Q: Cody, what’s your take on all the new PayPal acquisitions? Also, how do you feel about Square?
Cody: Frankly, I haven’t been paying attention to PayPal. I don’t own it, don’t want to own it. I do use their service, tradingwithcody.com, and I have been a long time displeased, disgruntled customer of PayPal. The other part of your question was Square. I like Square. It’s like Netflix’s stock, I kick myself for not having owned, because I’ve talked about it as a terrific App Revolution stock for years. I would buy Square. I would probably never buy PayPal.
Q: Cody, and thoughts on Lion’s Gate Films as content space continues to heat up? Good things for Sony ahead based on the outcome of Fox.
Cody: Look, consolidation in a sector always boosts profits.
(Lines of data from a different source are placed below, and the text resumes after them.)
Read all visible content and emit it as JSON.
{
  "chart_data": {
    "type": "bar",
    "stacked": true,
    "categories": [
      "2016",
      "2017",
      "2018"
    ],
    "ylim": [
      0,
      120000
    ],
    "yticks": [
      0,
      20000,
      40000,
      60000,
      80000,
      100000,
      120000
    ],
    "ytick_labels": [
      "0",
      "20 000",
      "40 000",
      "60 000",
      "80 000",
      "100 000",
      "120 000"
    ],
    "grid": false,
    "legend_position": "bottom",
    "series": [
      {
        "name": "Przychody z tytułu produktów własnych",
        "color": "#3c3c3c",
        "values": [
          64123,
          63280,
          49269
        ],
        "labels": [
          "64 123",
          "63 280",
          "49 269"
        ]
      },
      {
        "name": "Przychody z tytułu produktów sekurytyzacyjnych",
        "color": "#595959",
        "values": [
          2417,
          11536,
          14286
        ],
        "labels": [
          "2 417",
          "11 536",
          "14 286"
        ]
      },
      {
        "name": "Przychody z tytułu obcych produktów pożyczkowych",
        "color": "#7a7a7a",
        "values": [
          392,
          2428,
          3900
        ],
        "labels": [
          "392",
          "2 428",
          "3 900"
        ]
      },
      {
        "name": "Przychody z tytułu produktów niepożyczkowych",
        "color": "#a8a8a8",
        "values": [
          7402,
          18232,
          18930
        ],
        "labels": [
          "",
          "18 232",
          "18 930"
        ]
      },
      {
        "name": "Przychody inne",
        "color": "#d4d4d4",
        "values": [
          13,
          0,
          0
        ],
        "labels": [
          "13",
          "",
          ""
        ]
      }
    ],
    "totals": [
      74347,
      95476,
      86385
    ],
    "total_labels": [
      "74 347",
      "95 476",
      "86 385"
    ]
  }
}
Less competition is great for the corporation and its shareholders, terrible for the customers. And yes, consolidation is good for Sony.
Content is king. As I used to say back on Kudlow and Cramer back in 2002, 2003, 2004, that as distribution, as the cost to distribute content as dropped to zero (via the internet so you don’t have to pay for a subscription cable service, you don’t have to go to a movie to consume content) as the cost of distribution of content dropped to zero, the value of the content has obviously skyrocketed. That is why I’ve owned Sony for five years and why I continue to own it. Lions Gate’s been stumbling management wise, execution wise. They need some more hits. I’d rather own Sony than Lion’s Gate. I do own Sony, not Lion’s Gate.